How to Avoid Engage in Self-Sabotage

It's important to recognize the signs of self-sabotage in our romantic relationships and take steps to address them. One way to do this is to identify the underlying fears or insecurities that are driving our behavior. Here it is critical to treat yourself with compassion and kindness as you do this work. You didn't develop these patterns for no reason, and lumping judgement onto it won't make things better. Once we understand the root cause of our self-sabotage, we can work to address these issues through therapy, self-reflection, or other forms of personal growth.

Another way to combat self-sabotage is to practice mindfulness and self-awareness. By staying present in the moment and observing our thoughts and feelings without judgment, we can become more aware of when we are engaging in self-sabotaging behaviors. In doing this we develop what is called the "sacred pause" allowing us to choose to respond in a more constructive way, such as by expressing our feelings honestly and openly or setting healthy boundaries in the relationship.

It's also important to communicate openly and honestly with our partners about our feelings and concerns.
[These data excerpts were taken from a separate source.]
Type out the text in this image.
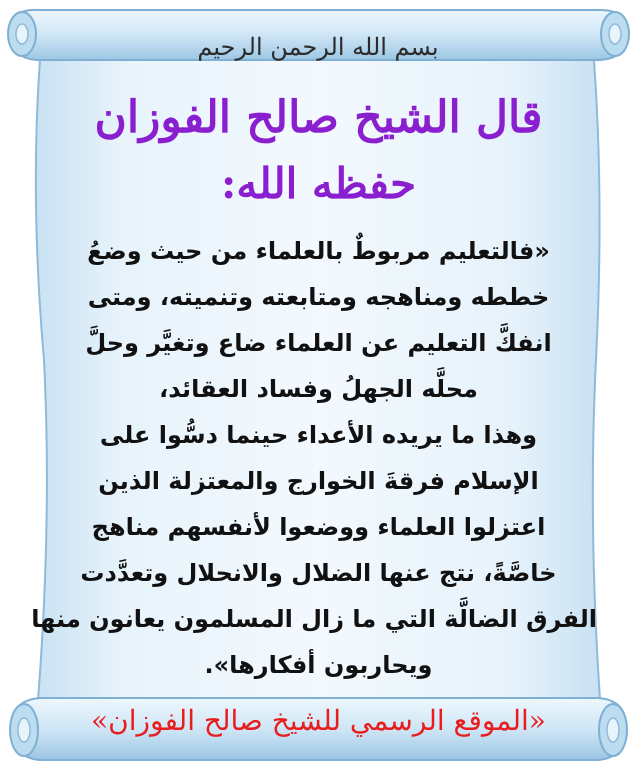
بسم الله الرحمن الرحيم
قال الشيخ صالح الفوزان
حفظه الله:
«فالتعليم مربوطٌ بالعلماء من حيث وضعُ
خططه ومناهجه ومتابعته وتنميته، ومتى
انفكَّ التعليم عن العلماء ضاع وتغيَّر وحلَّ
محلَّه الجهلُ وفساد العقائد،
وهذا ما يريده الأعداء حينما دسُّوا على
الإسلام فرقةَ الخوارج والمعتزلة الذين
اعتزلوا العلماء ووضعوا لأنفسهم مناهج
خاصَّةً، نتج عنها الضلال والانحلال وتعدَّدت
الفرق الضالَّة التي ما زال المسلمون يعانون منها
ويحاربون أفكارها».
«الموقع الرسمي للشيخ صالح الفوزان»
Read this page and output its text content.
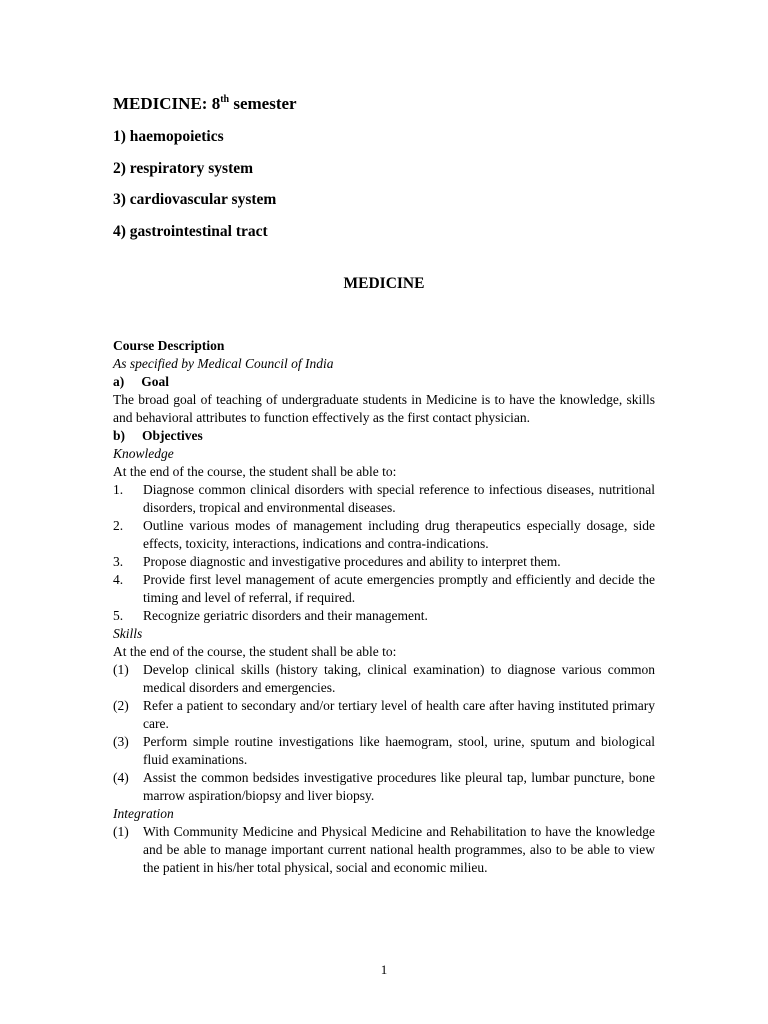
MEDICINE: 8th semester
1) haemopoietics
2) respiratory system
3) cardiovascular system
4) gastrointestinal tract
MEDICINE
Course Description
As specified by Medical Council of India
a) Goal
The broad goal of teaching of undergraduate students in Medicine is to have the knowledge, skills and behavioral attributes to function effectively as the first contact physician.
b) Objectives
Knowledge
At the end of the course, the student shall be able to:
1.	Diagnose common clinical disorders with special reference to infectious diseases, nutritional disorders, tropical and environmental diseases.
2.	Outline various modes of management including drug therapeutics especially dosage, side effects, toxicity, interactions, indications and contra-indications.
3.	Propose diagnostic and investigative procedures and ability to interpret them.
4.	Provide first level management of acute emergencies promptly and efficiently and decide the timing and level of referral, if required.
5.	Recognize geriatric disorders and their management.
Skills
At the end of the course, the student shall be able to:
(1)	Develop clinical skills (history taking, clinical examination) to diagnose various common medical disorders and emergencies.
(2)	Refer a patient to secondary and/or tertiary level of health care after having instituted primary care.
(3)	Perform simple routine investigations like haemogram, stool, urine, sputum and biological fluid examinations.
(4)	Assist the common bedsides investigative procedures like pleural tap, lumbar puncture, bone marrow aspiration/biopsy and liver biopsy.
Integration
(1)	With Community Medicine and Physical Medicine and Rehabilitation to have the knowledge and be able to manage important current national health programmes, also to be able to view the patient in his/her total physical, social and economic milieu.
1
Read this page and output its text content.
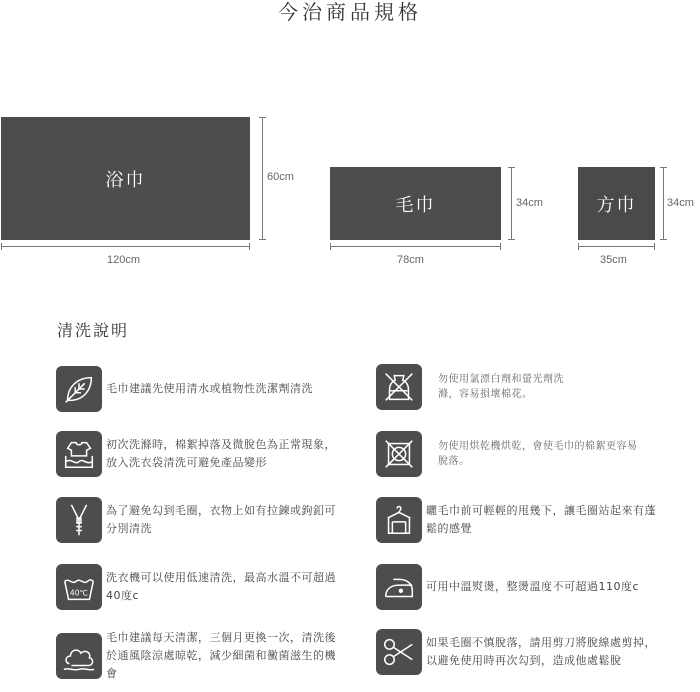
今治商品規格
浴巾	60cm
120cm
毛巾	34cm
78cm
方巾	34cm
35cm
清洗說明
毛巾建議先使用清水或植物性洗潔劑清洗
勿使用氯漂白劑和螢光劑洗滌，容易損壞棉花。
初次洗滌時，棉絮掉落及微脫色為正常現象，放入洗衣袋清洗可避免產品變形
勿使用烘乾機烘乾，會使毛巾的棉絮更容易脫落。
為了避免勾到毛圈，衣物上如有拉鍊或鉤釦可分別清洗
曬毛巾前可輕輕的甩幾下，讓毛圈站起來有蓬鬆的感覺
40℃
洗衣機可以使用低速清洗，最高水溫不可超過40度c
可用中溫熨燙，整燙溫度不可超過110度c
毛巾建議每天清潔，三個月更換一次，清洗後於通風陰涼處晾乾，減少細菌和黴菌滋生的機會
如果毛圈不慎脫落，請用剪刀將脫線處剪掉，以避免使用時再次勾到，造成他處鬆脫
By expressing our needs and desires in a respectful and compassionate way, we can build trust and intimacy in the relationship. We can also work together with our partners to identify areas where we may be engaging in self-sabotaging behaviors and develop strategies to overcome them.

The Takeaway

Ultimately, overcoming self-sabotage in romantic relationships requires a willingness to be vulnerable, honest, and open to change. It may involve facing difficult truths about ourselves and our past experiences, but the rewards can be well worth the effort. By taking responsibility for our behavior and working to address the underlying issues, we can build stronger, more fulfilling relationships that bring joy, love, and happiness to our lives.